Xanadu
Xanadu is a relatively young cool greenish-grey
color which was named in 2001. The color is connected to the Philodendron plant
because the cultivar of the leaves are
the same color. Philodendron grows mainly in Australia and has been used for ceremonial
purposes by the Kubeo tribe in Columbia. Interestingly though, Xanadu is actually named after a Mongolian city.
Xanadu
the city was founded by Kublai Khan in 1625. The name Xanadu is the anglicized
form of Shang-tu, which is what the
Mongolians called it. S.T. Coleridge described Xanadu in his poem Kubla Khan (1861) as a place with a sense
of “magnificence and luxury.” According to
Coleridge’s poem, Xanadu was a fascinating
place with ice cave pleasure domes and
lots of sunlight. In Kubla Khan, the
title character, in a sunny and beautiful garden, is brought a prophecy about an
impending war. Coleridge wrote his poem following an opium-influenced dream at
a time when there was a cultural obsession with the Romantic period. Historical
accuracy aside, Coleridge’s Xanadu shows
the importance of fragments of mind-state.
The
term Xanadu, in the new millennium, belongs
to Theodor Holm Nelson. Nelson’s “Xanadu” encompasses theoretical ideas
pertaining to new technology.
The terms “hypertext”
and “hypermedia,” in relation to the home computer, are two examples of these
ideas. Nelson has been called a web visionary and he is the self-appointed “officer
of the future.” As such, The word “hypertext”
conjures up something radical and technological, with four dimensions, probably
like a “hypercube” or an object diffused into space and time (as in “hyperspace”).
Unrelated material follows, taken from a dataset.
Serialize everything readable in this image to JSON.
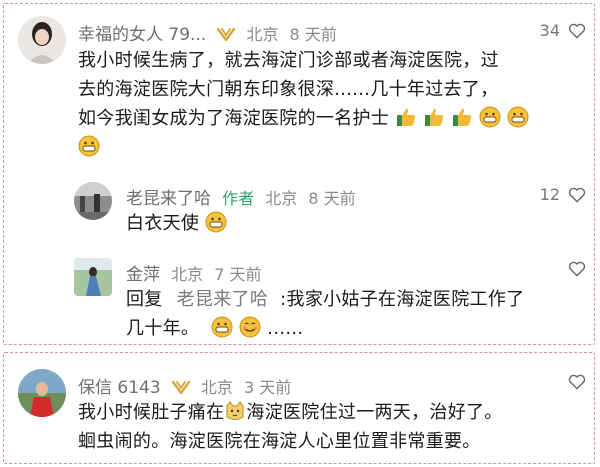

Nelson’s concept of Xanadu is a dynamic, powerful and flexible way of organizing information with intuitive technology. It is a concept that we still haven’t been able to turn into
something useable.
Both uses of Xanadu
symbolize creativity, innovation and the power of dreams. In both Coleridge’s
poem and Nelson’s theories Xanadu is something ideal whether it be
an unrealistically romantic place or a new age, cyberspace theory. While one is
the idealization of the past, the other is an imagining of the future.